The horrified response to this senseless murder of an innocent focused on how Canada's larest city is grappling with an apparent trend toward increased rates of violent crime.
From my little perch in a relatively small city a couple of hours down the highway, I wanted to reflect the reality that the issue is hardly confined to one large city. It affects us all. Read on...
Our homicide rate worse than TorontoDisclosure: I wrote this from a coffee shop in Florida - see this entry for more - but I was writing from a Londoner's perspective. Now I know how ex-pats feel.
Published Thursday, January 5, 2006
The London Free Press
Londoners often look to Toronto and sigh with relief that our burg isn’t riddled with gun violence that kills teenage girls in broad daylight and disproportionately erases the lives of dozens of young African-Canadian men.
We shouldn’t be so smug.
London recorded 19 gun-related crimes in 2005 – a new high. Our 14 homicides pale in comparison to Toronto’s 78 – until you factor in our relative population sizes and realize our homicide rate tops theirs.

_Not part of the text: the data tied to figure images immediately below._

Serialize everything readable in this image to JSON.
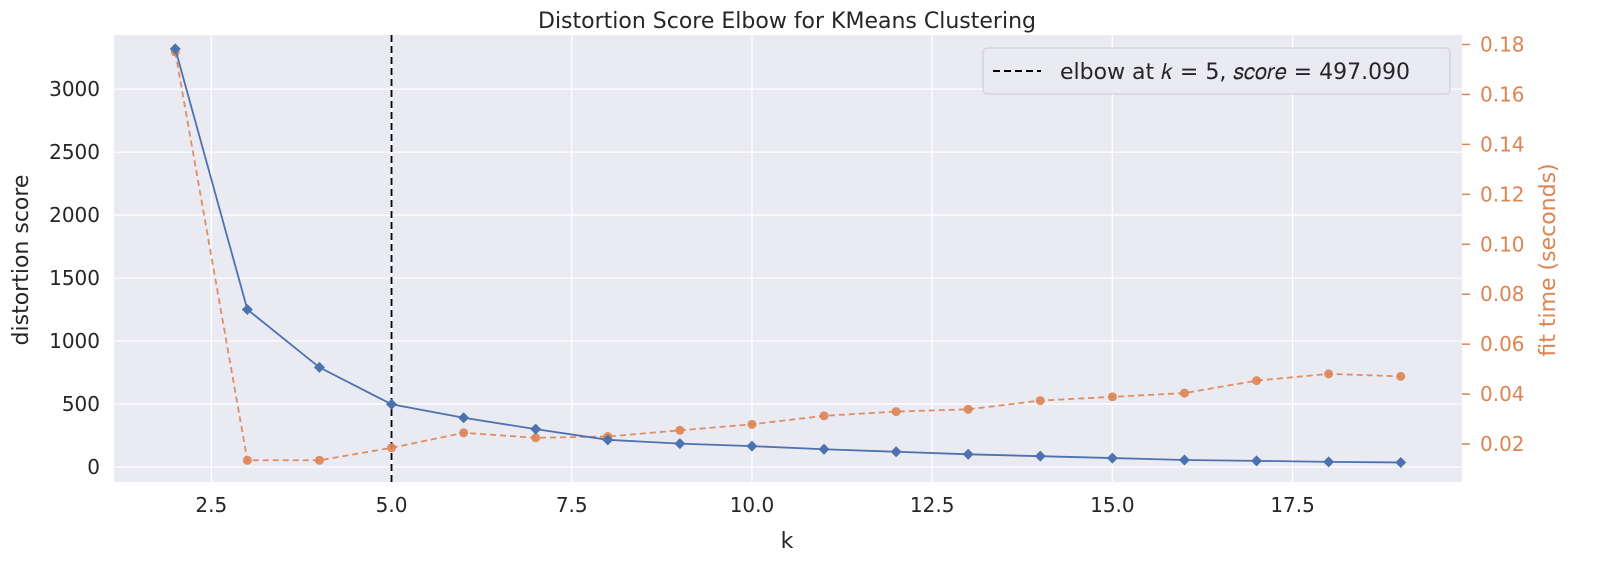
{
  "chart_data": {
    "type": "line",
    "title": "Distortion Score Elbow for KMeans Clustering",
    "xlabel": "k",
    "ylabel": "distortion score",
    "y2label": "fit time (seconds)",
    "xlim": [
      1.15,
      19.85
    ],
    "ylim": [
      -120,
      3430
    ],
    "y2lim": [
      0.0048,
      0.1838
    ],
    "xticks": [
      2.5,
      5.0,
      7.5,
      10.0,
      12.5,
      15.0,
      17.5
    ],
    "xtick_labels": [
      "2.5",
      "5.0",
      "7.5",
      "10.0",
      "12.5",
      "15.0",
      "17.5"
    ],
    "yticks": [
      0,
      500,
      1000,
      1500,
      2000,
      2500,
      3000
    ],
    "ytick_labels": [
      "0",
      "500",
      "1000",
      "1500",
      "2000",
      "2500",
      "3000"
    ],
    "y2ticks": [
      0.02,
      0.04,
      0.06,
      0.08,
      0.1,
      0.12,
      0.14,
      0.16,
      0.18
    ],
    "y2tick_labels": [
      "0.02",
      "0.04",
      "0.06",
      "0.08",
      "0.10",
      "0.12",
      "0.14",
      "0.16",
      "0.18"
    ],
    "grid": true,
    "legend_position": "top-right",
    "elbow": {
      "k": 5,
      "score": 497.09,
      "legend_label": "elbow at 𝑘 = 5, 𝑠𝑐𝑜𝑟𝑒 = 497.090"
    },
    "x": [
      2,
      3,
      4,
      5,
      6,
      7,
      8,
      9,
      10,
      11,
      12,
      13,
      14,
      15,
      16,
      17,
      18,
      19
    ],
    "series": [
      {
        "axis": "left",
        "color": "#4c72b0",
        "marker": "diamond",
        "line_style": "solid",
        "values": [
          3320,
          1250,
          790,
          497,
          390,
          300,
          215,
          185,
          165,
          140,
          120,
          100,
          85,
          70,
          55,
          48,
          40,
          35
        ]
      },
      {
        "axis": "right",
        "color": "#dd8452",
        "marker": "circle",
        "line_style": "dashed",
        "values": [
          0.177,
          0.0135,
          0.0135,
          0.0185,
          0.0245,
          0.0225,
          0.023,
          0.0255,
          0.0279,
          0.0313,
          0.033,
          0.0339,
          0.0374,
          0.0389,
          0.0404,
          0.0454,
          0.0481,
          0.0471
        ]
      }
    ],
    "colors": {
      "plot_bg": "#eaeaf2",
      "grid": "#ffffff",
      "text": "#262626",
      "right_axis": "#dd8452",
      "elbow_line": "#000000"
    }
  }
}
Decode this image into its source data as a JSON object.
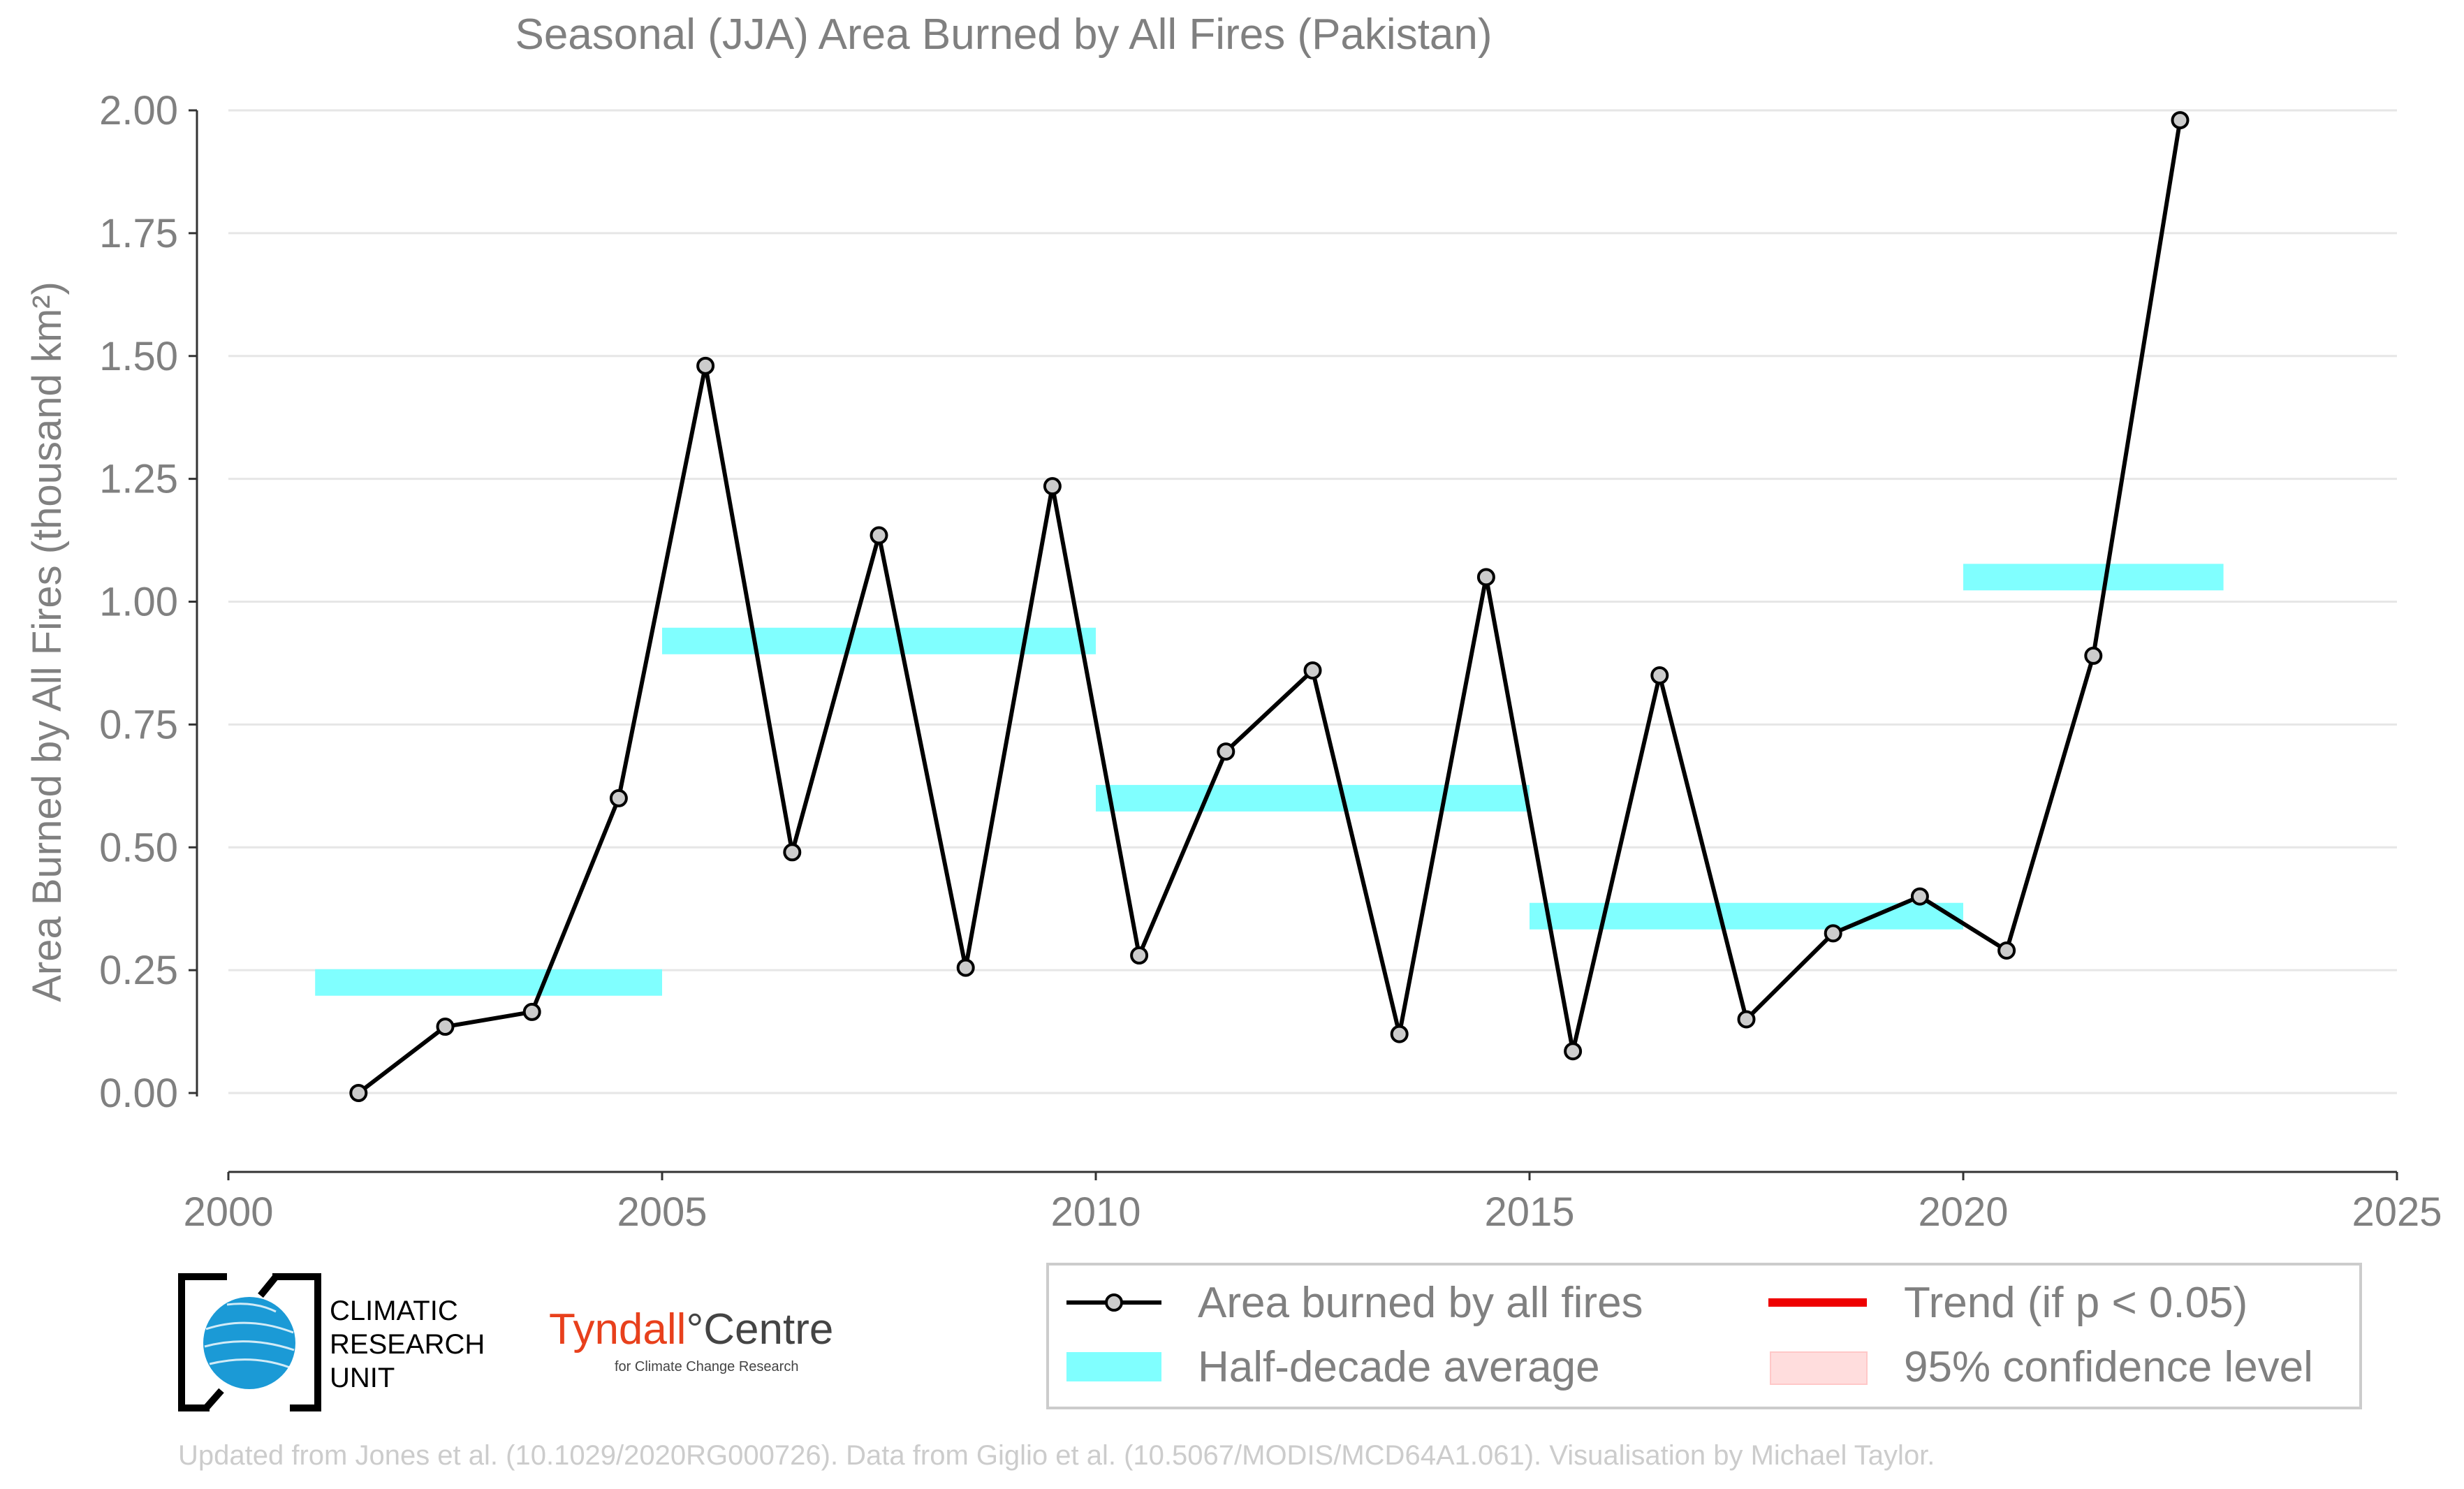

Whether or not we wish to admit it, we’re just as vulnerable to violent crime as any other Canadian city. Ignoring the issue won’t make us safer.
An election campaign gives us a chance to push candidates hard on issues that matter. I’d argue that public safety is one issue that matters.
The candidates will soon be gone. Violent crime, however, will persist.
Don’t let the politicos slide by with canned answers and vague policy directions.
The ones who show that they get it – and that they won’t forget about it after assuming office – will get my vote.
Your turn: Wherever you live, is public safety a hot-button issue for you? Why?